One example of such a dashboard is at Phoenix Children’s Hospital, which has over 60 disease-specific panels displaying key indicators for clinicians to use at the point of care. Using them, the hospital reduced disease progression for juvenile arthritis by about 80% by actively monitoring a hallmark indicator––joint counts––both in the physician’s office or with the patient calling them in from home, and then coupling that information with the medications and lab tests. With that view, physicians can determine that by fine tuning the medications how they can improve outcomes. They are successfully moving the quality-of-life needle––both for the afflicted children and those who monitor their condition. Today, the hospital uses these dashboards to monitor 60 distinct diseases ranging from chronic lung conditions to gastrointestinal disorders and are seeing similar results.
This clearly illustrates that when clinicians are given the data they need in an accessible, consumable format, they can improve the quality of the patient’s life much more easily. The same is possible for nearly all the chronic diseases because they all have hallmark indicators. It’s just a matter of getting the right information in the right place, at the right time, in front of the right person.
The sharing of this information benefits payers as well. Payers are interested in reducing cost, which is done by keeping members out of the hospital and carefully managing their chronic conditions. The technology to make this connection exists. For example, there are many home monitoring systems to provide data directly from the patient to the HER, and then to the doctor. This allows the care team to see in real time if they are treating a particularly vulnerable patient who must have their insulin frequently adjusted. It’s an easy way to connect the dots.
The same applies for a condition like COPD. Symptoms such as shortness of breath can be reported on a phone and recorded into the EHR. The physician is alerted and can start intervention earlier. Similarly, with congestive heart failure (CHF) a sudden weight increase can indicate water retention, which could signal an exacerbation. Patients can track their weight with scales that log the results directly to a smartphone app, where it can be tracked in real time.

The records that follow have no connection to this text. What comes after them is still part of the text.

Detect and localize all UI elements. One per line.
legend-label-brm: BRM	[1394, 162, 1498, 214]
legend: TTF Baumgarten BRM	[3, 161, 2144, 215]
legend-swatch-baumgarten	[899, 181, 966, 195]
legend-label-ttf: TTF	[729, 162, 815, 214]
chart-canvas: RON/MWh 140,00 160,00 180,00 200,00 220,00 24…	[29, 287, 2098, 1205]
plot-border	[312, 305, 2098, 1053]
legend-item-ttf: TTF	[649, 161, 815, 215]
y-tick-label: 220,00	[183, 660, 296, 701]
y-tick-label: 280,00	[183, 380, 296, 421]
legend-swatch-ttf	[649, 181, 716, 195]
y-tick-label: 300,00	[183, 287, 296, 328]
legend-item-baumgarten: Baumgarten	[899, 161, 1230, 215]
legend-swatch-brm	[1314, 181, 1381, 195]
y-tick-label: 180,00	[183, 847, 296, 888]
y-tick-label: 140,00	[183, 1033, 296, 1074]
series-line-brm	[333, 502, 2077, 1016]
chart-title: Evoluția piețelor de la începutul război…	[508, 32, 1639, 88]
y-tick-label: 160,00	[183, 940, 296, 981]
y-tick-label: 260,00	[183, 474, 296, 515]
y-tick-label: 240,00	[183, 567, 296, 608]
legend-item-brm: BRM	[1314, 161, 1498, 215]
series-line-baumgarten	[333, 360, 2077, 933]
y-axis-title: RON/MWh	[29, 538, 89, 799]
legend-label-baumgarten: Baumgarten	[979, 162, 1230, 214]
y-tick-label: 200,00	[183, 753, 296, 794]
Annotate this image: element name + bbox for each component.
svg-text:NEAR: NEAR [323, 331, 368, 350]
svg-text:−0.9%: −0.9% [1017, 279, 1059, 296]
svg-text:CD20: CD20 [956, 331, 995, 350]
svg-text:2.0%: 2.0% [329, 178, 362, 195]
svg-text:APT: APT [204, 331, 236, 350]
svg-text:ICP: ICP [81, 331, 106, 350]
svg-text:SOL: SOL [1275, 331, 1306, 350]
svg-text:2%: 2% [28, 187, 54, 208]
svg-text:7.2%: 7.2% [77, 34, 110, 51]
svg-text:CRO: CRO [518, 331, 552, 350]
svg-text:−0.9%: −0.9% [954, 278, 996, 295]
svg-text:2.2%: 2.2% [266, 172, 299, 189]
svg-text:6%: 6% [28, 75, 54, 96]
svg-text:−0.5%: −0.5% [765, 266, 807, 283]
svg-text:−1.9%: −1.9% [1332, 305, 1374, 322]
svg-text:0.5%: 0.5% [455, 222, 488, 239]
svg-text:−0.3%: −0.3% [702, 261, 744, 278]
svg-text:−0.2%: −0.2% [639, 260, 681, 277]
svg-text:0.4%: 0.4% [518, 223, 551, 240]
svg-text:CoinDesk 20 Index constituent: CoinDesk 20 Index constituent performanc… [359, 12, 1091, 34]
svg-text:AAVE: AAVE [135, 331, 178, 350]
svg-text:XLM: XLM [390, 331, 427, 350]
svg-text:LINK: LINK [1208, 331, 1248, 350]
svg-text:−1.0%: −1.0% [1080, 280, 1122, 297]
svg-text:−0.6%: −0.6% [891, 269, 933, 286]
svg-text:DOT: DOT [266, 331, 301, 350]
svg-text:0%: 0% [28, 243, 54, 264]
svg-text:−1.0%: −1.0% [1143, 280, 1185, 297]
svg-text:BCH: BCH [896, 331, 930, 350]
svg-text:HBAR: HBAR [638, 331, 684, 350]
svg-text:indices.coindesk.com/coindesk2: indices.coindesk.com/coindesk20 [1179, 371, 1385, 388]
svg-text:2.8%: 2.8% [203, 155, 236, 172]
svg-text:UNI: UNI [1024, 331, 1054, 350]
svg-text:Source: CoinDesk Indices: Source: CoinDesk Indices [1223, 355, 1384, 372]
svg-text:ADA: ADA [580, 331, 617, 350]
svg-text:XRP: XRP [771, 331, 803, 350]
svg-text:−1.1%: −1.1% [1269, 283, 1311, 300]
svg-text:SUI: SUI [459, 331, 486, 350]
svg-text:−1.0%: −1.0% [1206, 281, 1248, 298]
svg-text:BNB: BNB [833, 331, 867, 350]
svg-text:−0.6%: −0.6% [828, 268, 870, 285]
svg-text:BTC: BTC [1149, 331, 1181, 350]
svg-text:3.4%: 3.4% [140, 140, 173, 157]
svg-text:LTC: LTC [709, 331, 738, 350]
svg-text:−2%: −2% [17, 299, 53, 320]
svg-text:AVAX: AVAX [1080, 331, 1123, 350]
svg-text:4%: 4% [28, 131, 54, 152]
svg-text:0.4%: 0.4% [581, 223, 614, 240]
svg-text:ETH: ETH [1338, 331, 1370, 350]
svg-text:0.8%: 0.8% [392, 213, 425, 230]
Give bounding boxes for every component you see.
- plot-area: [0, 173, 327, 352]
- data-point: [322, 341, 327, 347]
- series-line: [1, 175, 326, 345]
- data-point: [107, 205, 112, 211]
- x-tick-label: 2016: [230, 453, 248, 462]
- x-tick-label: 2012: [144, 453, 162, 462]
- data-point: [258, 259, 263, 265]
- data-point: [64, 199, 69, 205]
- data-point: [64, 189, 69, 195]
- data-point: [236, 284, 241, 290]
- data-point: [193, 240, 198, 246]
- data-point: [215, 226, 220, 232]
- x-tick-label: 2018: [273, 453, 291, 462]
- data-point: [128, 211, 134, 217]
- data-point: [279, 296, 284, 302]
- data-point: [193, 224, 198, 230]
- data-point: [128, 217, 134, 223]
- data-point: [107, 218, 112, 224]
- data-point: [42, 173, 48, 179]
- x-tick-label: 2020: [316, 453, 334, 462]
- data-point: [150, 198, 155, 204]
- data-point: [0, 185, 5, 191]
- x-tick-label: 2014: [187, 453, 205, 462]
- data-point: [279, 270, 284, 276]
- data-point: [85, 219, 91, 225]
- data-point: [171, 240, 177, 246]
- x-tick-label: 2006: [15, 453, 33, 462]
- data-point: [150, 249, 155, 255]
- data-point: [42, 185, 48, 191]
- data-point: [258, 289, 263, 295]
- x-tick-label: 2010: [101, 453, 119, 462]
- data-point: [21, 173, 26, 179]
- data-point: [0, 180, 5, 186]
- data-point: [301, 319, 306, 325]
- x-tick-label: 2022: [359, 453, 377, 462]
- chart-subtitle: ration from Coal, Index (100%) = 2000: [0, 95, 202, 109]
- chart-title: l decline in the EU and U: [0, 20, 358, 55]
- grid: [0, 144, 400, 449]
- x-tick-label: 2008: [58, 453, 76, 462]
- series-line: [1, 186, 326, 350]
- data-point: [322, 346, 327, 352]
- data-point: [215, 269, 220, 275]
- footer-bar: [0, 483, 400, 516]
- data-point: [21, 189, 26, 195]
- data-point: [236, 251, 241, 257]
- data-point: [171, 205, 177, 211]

If a provider and a patient are communicating––even electronically––there can be alerts set up. The provider can respond and ask about a weight increase, which could be as resolved with something as simple medication adjustment. Again, access to indicators and having an automated dialogue in place is essential.
Such real-time tracking is increasingly mainstream and will become more sophisticated over time. Apple now offers a watch that includes atrial fibrillation detection, and will soon offer blood sugar detection. These advances will make chronic care much easier by providing real-time data in a window where interventions can be applied patients become critically ill.
During my years as an internist, many of my patients had four or five different conditions, and many had some overlapping/common indicators. Multiply this by the number of patients covered by a practice, and you get a sense of how much data is flooding the medical record.
This raises the question: How does a clinician, in a timely manner, navigate and sort all that information to find the data pertinent to a specific condition? The data must be filtered and presented so the clinician has all the information pertaining to this patient related to this disease. To be effective, the presented information needs to be purged of ‘clinical noise’ to allow the clinician to focus on a particular problem. Then they can easily switch to the next problem and focus on that to make the needed decisions.
Clinicians are constantly putting this type of information into clinical context––in their heads. However, the volume of incoming data today is so immense that things can easily be missed. Since we have the technology, why not let the computers do the heavy lifting so physicians can drive better outcomes?